Monday, January 06, 2014

look out for the shark!


I had to chuckle.

There they were in our little beach town.  Row on row of float toys.  All looking as if someone had bagged his limit of cartoon creatures from the Disney Game Preserve.  Nemo meets Peter Pan.

The photographer in me had to take the shot.  Great colors.  Interesting shapes.  Nice light balance.  About as
cliché as a photograph at the beach could be.

But what was all of that writing on the sides of the creatures from the shallow lagoon?  It looked as if politicians had festooned the toys of innocent children with political slogans.

It was worse.  They were the tattoos of liability avoidance.  The dreaded attorneys had struck again.



Now, that conclusion would have made sense had I been standing at one of those tacky concession stands at Coney Island.  After all, The States are the capital of tort attorneys.  Not Mexico.

But take a closer look.  Both of these photographs are of the same shark (a rather apt symbol where tort lawyers are involved).  I did not count the words.  But they would easily fill a safety brochure.



Even though the shark was made in China, it has the type of warning we have become accustomed to seeing in The States.

"No protection against drowning."  If you are silly enough to believe that the flotation will come to life and save you like Willy the Orca, you were doomed long before you climbed on its back.

And then the rather startling WARNING!  "Aquatic toy -- use only under supervision."  Because we all know that toys -- especially, aquatic toys -- are inherently life-threatening, and children must be protected from them.

I did not count the number of languages that chide parents for being so reckless as to subject their children to these killers of their spawn.  (But there were enough to look like the packaging of a United Nations-distributed condom.) 

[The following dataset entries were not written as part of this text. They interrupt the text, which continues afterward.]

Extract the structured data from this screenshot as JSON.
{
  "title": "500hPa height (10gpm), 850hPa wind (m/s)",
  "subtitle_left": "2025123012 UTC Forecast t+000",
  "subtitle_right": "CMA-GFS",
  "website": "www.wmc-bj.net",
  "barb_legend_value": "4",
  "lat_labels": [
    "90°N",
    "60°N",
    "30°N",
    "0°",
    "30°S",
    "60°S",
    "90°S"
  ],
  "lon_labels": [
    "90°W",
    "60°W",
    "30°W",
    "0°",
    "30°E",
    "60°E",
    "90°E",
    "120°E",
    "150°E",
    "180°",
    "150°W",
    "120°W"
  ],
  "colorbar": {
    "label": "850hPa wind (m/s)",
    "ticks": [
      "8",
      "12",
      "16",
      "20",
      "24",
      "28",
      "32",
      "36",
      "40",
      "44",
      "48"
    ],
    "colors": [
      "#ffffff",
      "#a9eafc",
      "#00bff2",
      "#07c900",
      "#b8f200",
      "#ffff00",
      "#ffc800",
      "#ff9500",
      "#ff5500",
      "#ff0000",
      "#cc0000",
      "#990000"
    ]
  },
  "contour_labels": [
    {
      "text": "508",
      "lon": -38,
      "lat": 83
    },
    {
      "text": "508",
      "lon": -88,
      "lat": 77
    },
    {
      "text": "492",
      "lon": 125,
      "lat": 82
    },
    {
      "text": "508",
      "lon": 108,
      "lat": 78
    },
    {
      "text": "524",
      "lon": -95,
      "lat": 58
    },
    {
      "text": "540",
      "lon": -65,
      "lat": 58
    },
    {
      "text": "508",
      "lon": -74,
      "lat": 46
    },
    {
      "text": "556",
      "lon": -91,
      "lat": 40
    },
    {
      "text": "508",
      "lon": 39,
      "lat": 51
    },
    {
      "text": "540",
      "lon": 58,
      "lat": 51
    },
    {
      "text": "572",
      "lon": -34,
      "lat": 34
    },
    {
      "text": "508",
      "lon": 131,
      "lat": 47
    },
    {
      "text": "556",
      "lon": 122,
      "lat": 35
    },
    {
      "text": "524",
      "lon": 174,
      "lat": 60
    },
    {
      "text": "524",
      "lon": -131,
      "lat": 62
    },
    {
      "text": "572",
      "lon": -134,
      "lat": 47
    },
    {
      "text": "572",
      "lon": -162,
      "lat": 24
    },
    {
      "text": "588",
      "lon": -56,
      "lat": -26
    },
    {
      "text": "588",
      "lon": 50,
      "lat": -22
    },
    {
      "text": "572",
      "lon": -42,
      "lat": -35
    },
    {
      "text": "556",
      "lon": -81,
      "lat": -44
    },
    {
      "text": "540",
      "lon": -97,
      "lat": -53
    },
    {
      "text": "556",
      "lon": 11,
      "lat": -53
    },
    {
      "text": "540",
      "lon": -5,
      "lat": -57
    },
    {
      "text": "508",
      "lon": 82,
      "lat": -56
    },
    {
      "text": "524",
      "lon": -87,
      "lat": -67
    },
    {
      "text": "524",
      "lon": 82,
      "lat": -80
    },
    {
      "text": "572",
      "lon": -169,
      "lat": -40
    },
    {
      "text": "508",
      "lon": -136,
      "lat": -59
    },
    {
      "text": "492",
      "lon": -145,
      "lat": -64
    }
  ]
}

And the international symbols?  They all seem to translate to: "You buy it; it's your own fault when danger befalls your family."

This type of thing is far to easy to parody.  My fellow Americans have been living with this plague of warnings since at least the 1980s when the legal system concluded that people are absolutely incapable of thinking for themselves.

But, in Mexico?  I guess it is merely another spin-off of globalization.  Most of the outcomes have been great in world trade -- but there are obvious trade offs.

Of course, none of this matters in our little village.  A tourist dad will buy the blue shark for his three-year old son, sit the boy on top of his new steed, and push him off into the surf where he will frolic for hours.  To squeals of delight.  And an occasional jelly fish sting and sun burn.

I am surprised that the local merchants have not slapped on their own stickers:

DANGER!  Your child will have the time of his life if you buy this shark.  But look out for the crocodile.  It is known to eat the left hand of animated pirates.